Mark Hohn

Personal information
- Full name: Mark Hohn
- Born: 29 January 1964 (age 62) Pittsworth, Queensland, Australia

Playing information
- Position: Prop
Club
| Years | Team | Pld | T | G | FG | P |
| 1987 | Fortitude Valley | 5 | 0 | 0 | 0 | 0 |
| 1987–88 | Hunslet | 20 | 5 | 0 | 0 | 20 |
| 1988–94 | Brisbane Broncos | 118 | 5 | 0 | 0 | 20 |
| 1995 | South Queensland Crushers | 9 | 0 | 0 | 0 | 0 |
|  | Total | 152 | 10 | 0 | 0 | 40 |
Representative
| Years | Team | Pld | T | G | FG | P |
| 1993–95 | Queensland | 9 | 0 | 0 | 0 | 0 |
| 1994 | Australia | 1 | 0 | 0 | 0 | 0 |
- Source: As of 10 November 2023

= Mark Hohn =

Australia international rugby league footballer

Mark Hohn (/ˈhoʊn/; born 29 January 1964) is an Australian former rugby league footballer who played in the 1980s and 1990s.
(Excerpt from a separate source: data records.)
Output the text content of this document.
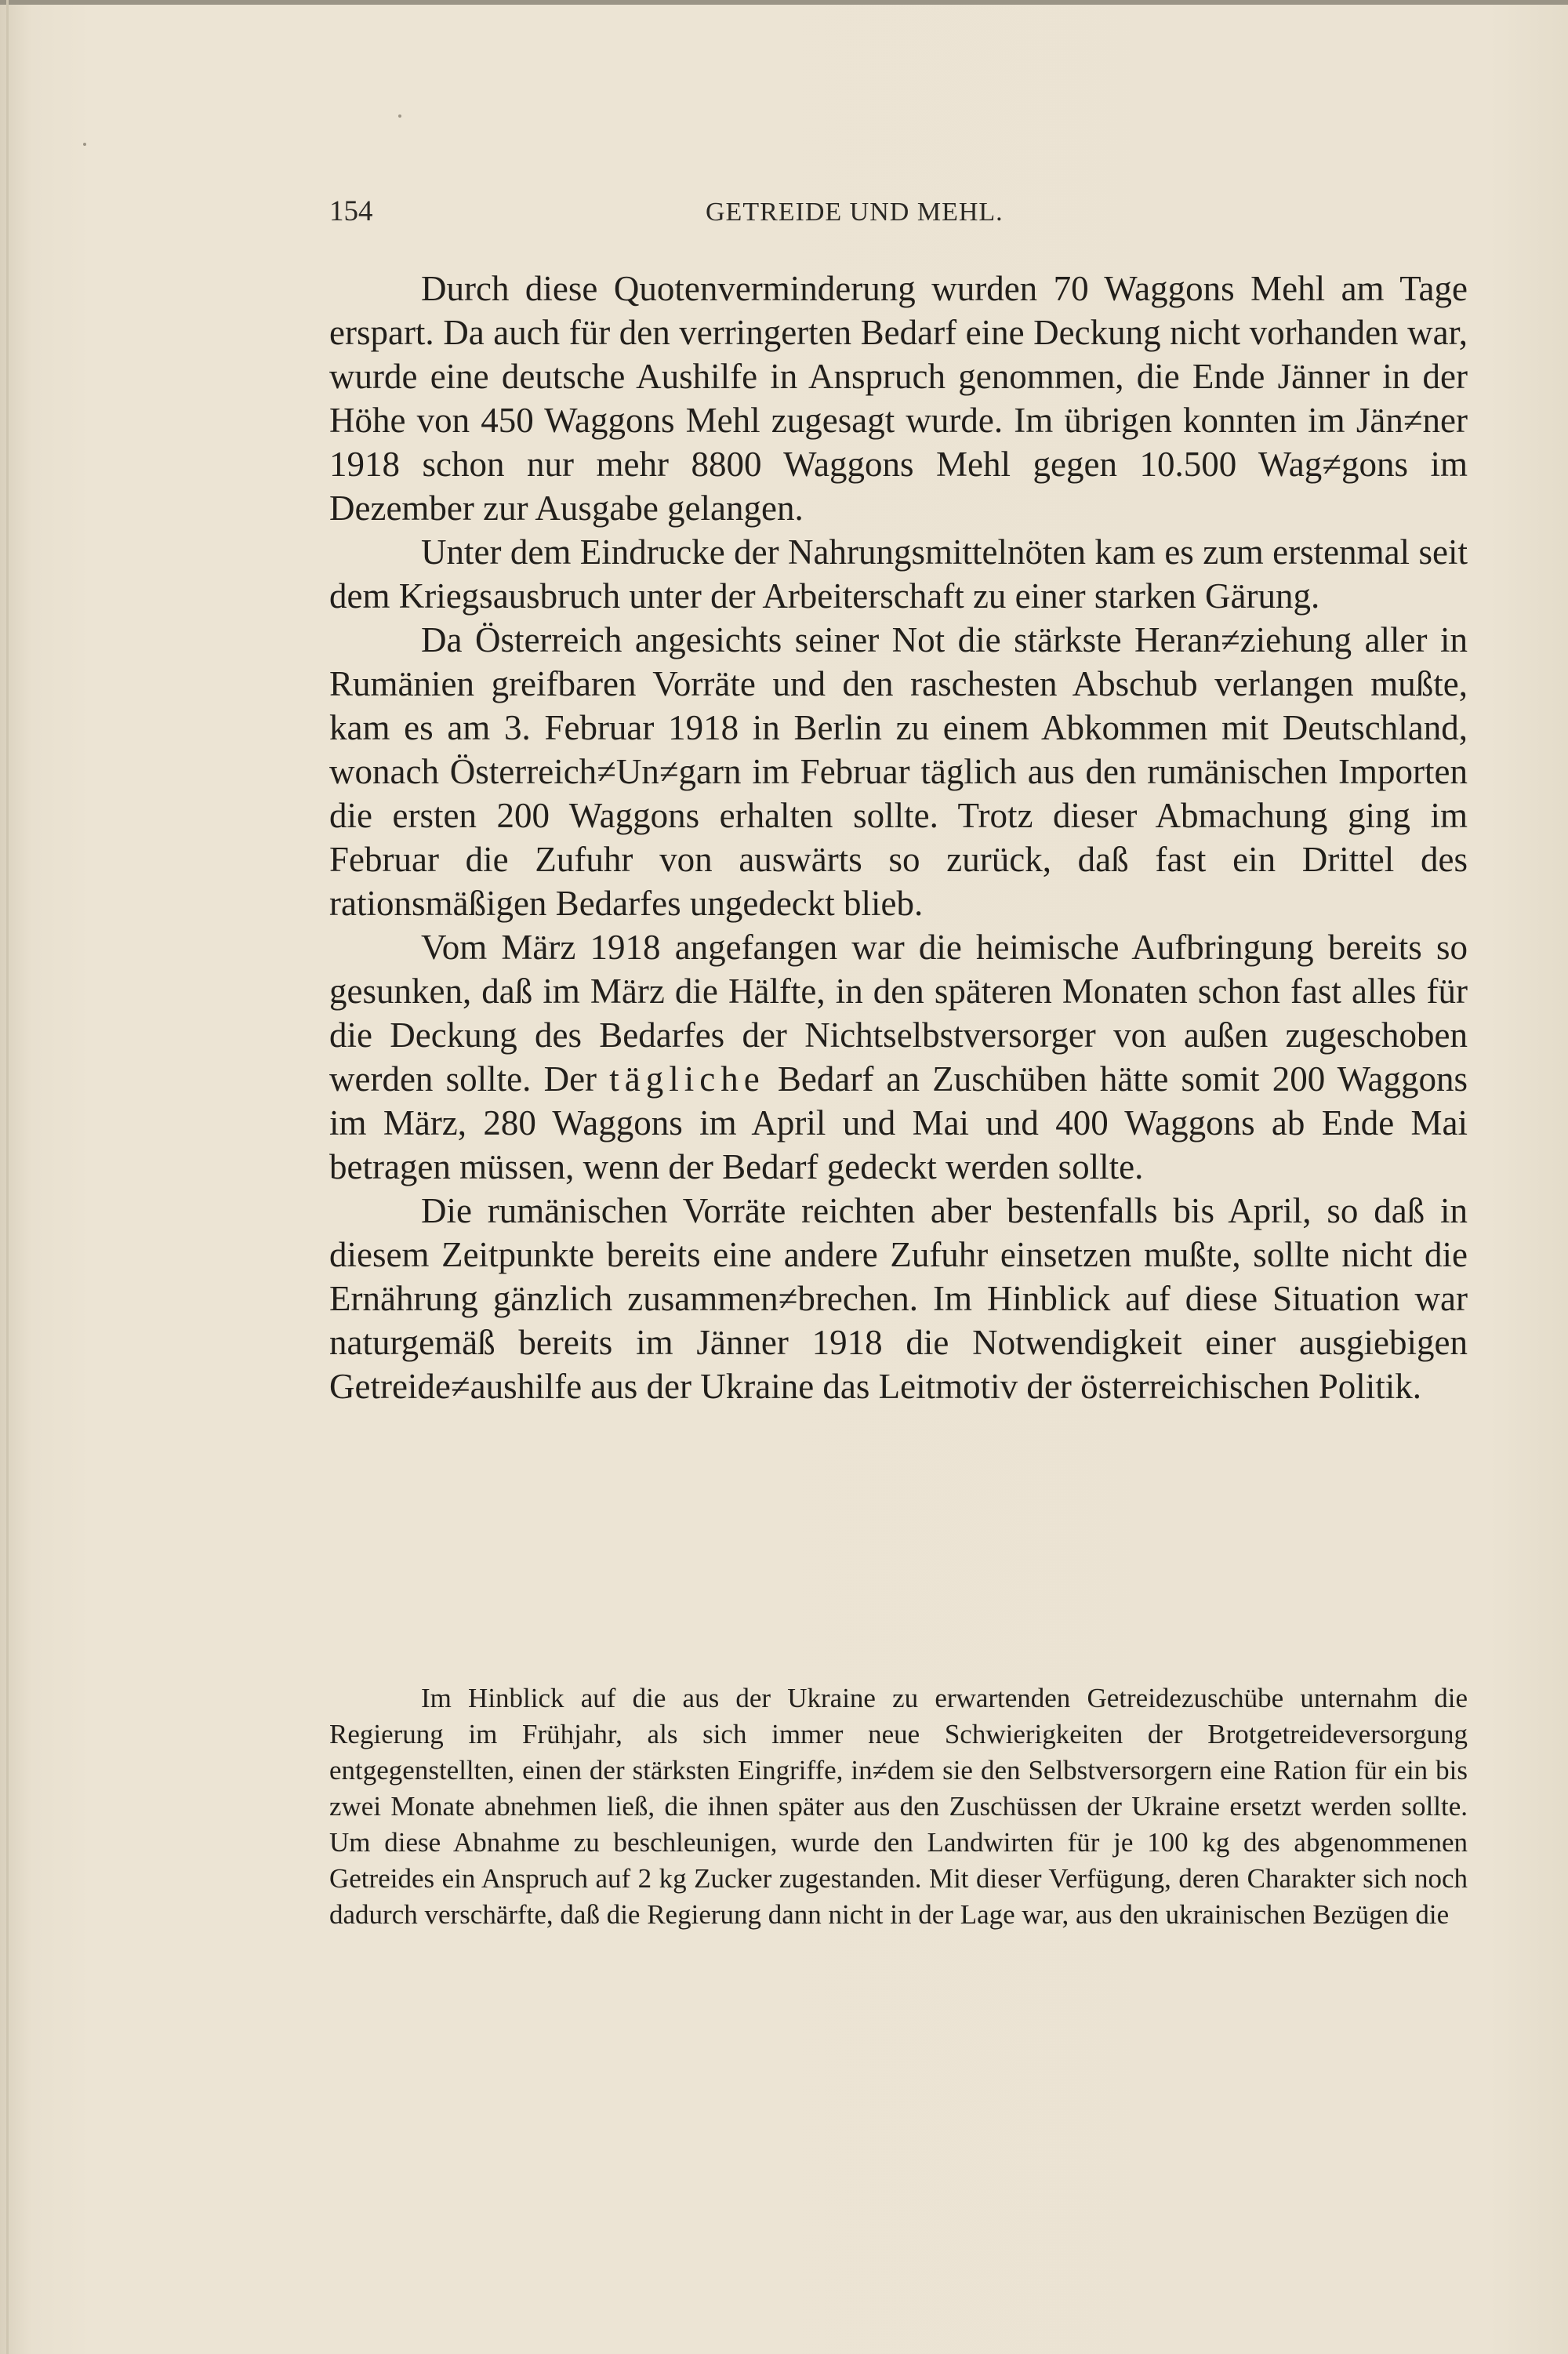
154	GETREIDE UND MEHL.

Durch diese Quotenverminderung wurden 70 Waggons Mehl am Tage erspart. Da auch für den verringerten Bedarf eine Deckung nicht vorhanden war, wurde eine deutsche Aushilfe in Anspruch genommen, die Ende Jänner in der Höhe von 450 Waggons Mehl zugesagt wurde. Im übrigen konnten im Jän≠ner 1918 schon nur mehr 8800 Waggons Mehl gegen 10.500 Wag≠gons im Dezember zur Ausgabe gelangen.

Unter dem Eindrucke der Nahrungsmittelnöten kam es zum erstenmal seit dem Kriegsausbruch unter der Arbeiterschaft zu einer starken Gärung.

Da Österreich angesichts seiner Not die stärkste Heran≠ziehung aller in Rumänien greifbaren Vorräte und den raschesten Abschub verlangen mußte, kam es am 3. Februar 1918 in Berlin zu einem Abkommen mit Deutschland, wonach Österreich≠Un≠garn im Februar täglich aus den rumänischen Importen die ersten 200 Waggons erhalten sollte. Trotz dieser Abmachung ging im Februar die Zufuhr von auswärts so zurück, daß fast ein Drittel des rationsmäßigen Bedarfes ungedeckt blieb.

Vom März 1918 angefangen war die heimische Aufbringung bereits so gesunken, daß im März die Hälfte, in den späteren Monaten schon fast alles für die Deckung des Bedarfes der Nichtselbstversorger von außen zugeschoben werden sollte. Der tägliche Bedarf an Zuschüben hätte somit 200 Waggons im März, 280 Waggons im April und Mai und 400 Waggons ab Ende Mai betragen müssen, wenn der Bedarf gedeckt werden sollte.

Die rumänischen Vorräte reichten aber bestenfalls bis April, so daß in diesem Zeitpunkte bereits eine andere Zufuhr einsetzen mußte, sollte nicht die Ernährung gänzlich zusammen≠brechen. Im Hinblick auf diese Situation war naturgemäß bereits im Jänner 1918 die Notwendigkeit einer ausgiebigen Getreide≠aushilfe aus der Ukraine das Leitmotiv der österreichischen Politik.

Im Hinblick auf die aus der Ukraine zu erwartenden Getreidezuschübe unternahm die Regierung im Frühjahr, als sich immer neue Schwierigkeiten der Brotgetreideversorgung entgegenstellten, einen der stärksten Eingriffe, in≠dem sie den Selbstversorgern eine Ration für ein bis zwei Monate abnehmen ließ, die ihnen später aus den Zuschüssen der Ukraine ersetzt werden sollte. Um diese Abnahme zu beschleunigen, wurde den Landwirten für je 100 kg des abgenommenen Getreides ein Anspruch auf 2 kg Zucker zugestanden. Mit dieser Verfügung, deren Charakter sich noch dadurch verschärfte, daß die Regierung dann nicht in der Lage war, aus den ukrainischen Bezügen die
A front-rower, he represented Queensland in the State of Origin on nine occasions and played one Test for Australia as a reserve forward against France in mid-1994. Hohn played club football in Australia for the Fortitude Valley Diehards, Brisbane Broncos and South Queensland Crushers, and in England for Hunslet.

==Biography==
While attending Pittsworth State High School, Hohn played for the Australian Schoolboys team in 1981. He started his career with the Pittsworth Danes before moving to the Brisbane Rugby League premiership to play with the Fortitude Valley Diehards. Hohn also spent a season with Wigan (1986–87). He joined the Brisbane Broncos upon their foundation in 1988, playing in their first ever match and going on to feature in the club's first and second premiership wins in 1992 and 1993. In the weeks following the 1992 Grand Final, Hohn travelled with the Broncos to England, where he played at second-row forward in the 1992 World Club Challenge against British champions Wigan, helping Brisbane become the first NSWRL club to win the match in Britain

After playing in the Broncos' grand final winning team again in 1993, Hohn also made his Queensland and Australian representative debuts in 1994, becoming the oldest Australian forward (at the age of 30) to make his Test début in the process. During the 1994 NSWRL season, Hohn played at second-row forward for defending premiers Brisbane when they hosted British champions Wigan for the 1994 World Club Challenge.

During the mid-1990s' Super League war Hohn left the Brisbane club to join cross-town ARL rivals, the South Queensland Crushers where he played out the remainder of his career.